Le dichiarazioni di Obama a Parigi, la settimana scorsa: non intendo continuare con «una politica che premia le provocazioni» e ripenserò «in modo approfondito al modo di procedere sulla questione... Non credo che si debba dare per scontato che continueremo sulla linea del passato, quella secondo cui la Corea del Nord destabilizza costantemente la regione e noi reagiamo sempre allo stesso modo, premiandoli». Le parole del segretario alla Difesa, Robert Gates: «Sono stanco di comprare due volte lo stesso cavallo». «Clinton c'è cascato una volta, Bush un'altra. Non ci cascheremo anche noi», ha detto un anonimo della Casa Bianca citato dal New York Times, il giornale - fa bene a ricordare Rocca - «attraverso cui Obama conduce la sua politica estera».
Altri funzionari hanno detto al NYT che «Obama ha già deciso di non offrire più nuovi incentivi per smantellare il complesso nucleare di Yongbyon che i nordcoreani avevano già promesso di abbandonare tre volte». Il team di sicurezza nazionale di Obama, scrive Rocca citando il quotidiano, «ha cambiato scenario».

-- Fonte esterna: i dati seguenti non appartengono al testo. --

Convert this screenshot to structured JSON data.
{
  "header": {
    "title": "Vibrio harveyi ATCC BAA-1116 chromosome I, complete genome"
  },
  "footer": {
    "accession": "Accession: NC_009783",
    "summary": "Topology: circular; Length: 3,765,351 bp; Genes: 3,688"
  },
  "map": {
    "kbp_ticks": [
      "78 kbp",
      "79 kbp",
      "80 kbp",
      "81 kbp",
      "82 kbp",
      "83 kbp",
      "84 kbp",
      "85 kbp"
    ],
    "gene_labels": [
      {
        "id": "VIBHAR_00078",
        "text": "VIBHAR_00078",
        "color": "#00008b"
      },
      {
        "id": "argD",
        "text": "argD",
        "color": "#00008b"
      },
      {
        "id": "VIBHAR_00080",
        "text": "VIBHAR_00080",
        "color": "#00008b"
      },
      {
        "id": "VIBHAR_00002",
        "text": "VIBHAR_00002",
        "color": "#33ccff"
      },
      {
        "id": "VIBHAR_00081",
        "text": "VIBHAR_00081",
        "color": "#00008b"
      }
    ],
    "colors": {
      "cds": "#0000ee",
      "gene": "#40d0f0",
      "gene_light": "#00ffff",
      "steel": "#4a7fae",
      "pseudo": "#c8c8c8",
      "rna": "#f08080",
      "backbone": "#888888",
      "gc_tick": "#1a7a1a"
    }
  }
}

«Si è reso conto, come ha sempre detto John Bolton, che la priorità di Pyongyang non è quella di ricattare per ottenere soldi, cibo, petrolio, ma quella di essere riconosciuta come la capitale di uno stato nucleare. Gli uomini di Obama, soprattutto, hanno fatto trapelare al Times che la nuova interpretazione della Casa Bianca dei continui test militari nordocoreani è che siano una specie di spot pubblicitario del regime, il modo di Kim Jong Il di esporre la propria merce sul mercato globale e provare a venderla a chiunque sia interessato ad acquistare tecnologia nucleare».E «questo cambia interamente la dinamica del nostro approccio», avrebbe detto al NYT un altro consigliere per la sicurezza nazionale.
Secondo Rocca, la condanna delle due giornaliste «ha soltanto messo la sordina a un cambio di strategia che a Washington è già in via di esecuzione». C'è da augurarselo. L'amministrazione, osserva Rocca, «non ha soltanto elevato il tono della voce, si sta impegnando ad ampio raggio con una serie di misure diplomatiche e militari per accerchiare» la Corea del Nord: stretta alle sanzioni; embargo finanziario da parte della Corea del Sud; e, con l'aiuto della Cina, fermare le spedizioni aeree e navali nordcoreane sospettate di portare armi o tecnologia nucleare.
Il rischio, visto che Pyongyang da tempo ha fatto sapere che considererebbe il blocco navale «un atto di guerra», è uno scontro aperto. Per questo Cina e Russia «tentennano nel dare il sostegno alla risoluzione del Consiglio di sicurezza dell'Onu, presentata dagli americani, che autorizza esplicitamente a fermare i cargo norcoreani». Secondo la ricostruzione del NYT, scrive Rocca, «stanno cercando di convincere i cinesi che senza un loro coinvolgimento diretto l'America sarà costretta ad aumentare la presenza militare nella regione e, probabilmente, a non poter più fermare le richieste giapponesi di dotarsi anche loro di un arsenale nucleare». Quella di Obama è una vera svolta, o sono solo minacce per provare a smascherare l'ennesimo bluff di Kim? Lo vedremo nelle prossime settimane.
«Il cambio di regime a Pyongyang è la soluzione», ha ammesso John Nagl, presidente del Center for a New American Security (think tank da cui Obama ha preso uomini e idee), a Il Foglio: «Non c'è contraddizione con il resto della politica estera della Casa Bianca, perché Kim Jong Il sta commettendo un genocidio nei confronti del suo popolo». Finalmente se ne sono accorti. Chissà che nel destino di Obama non ci sia di portare la democrazia ai confini della Cina, riunificando le due coree.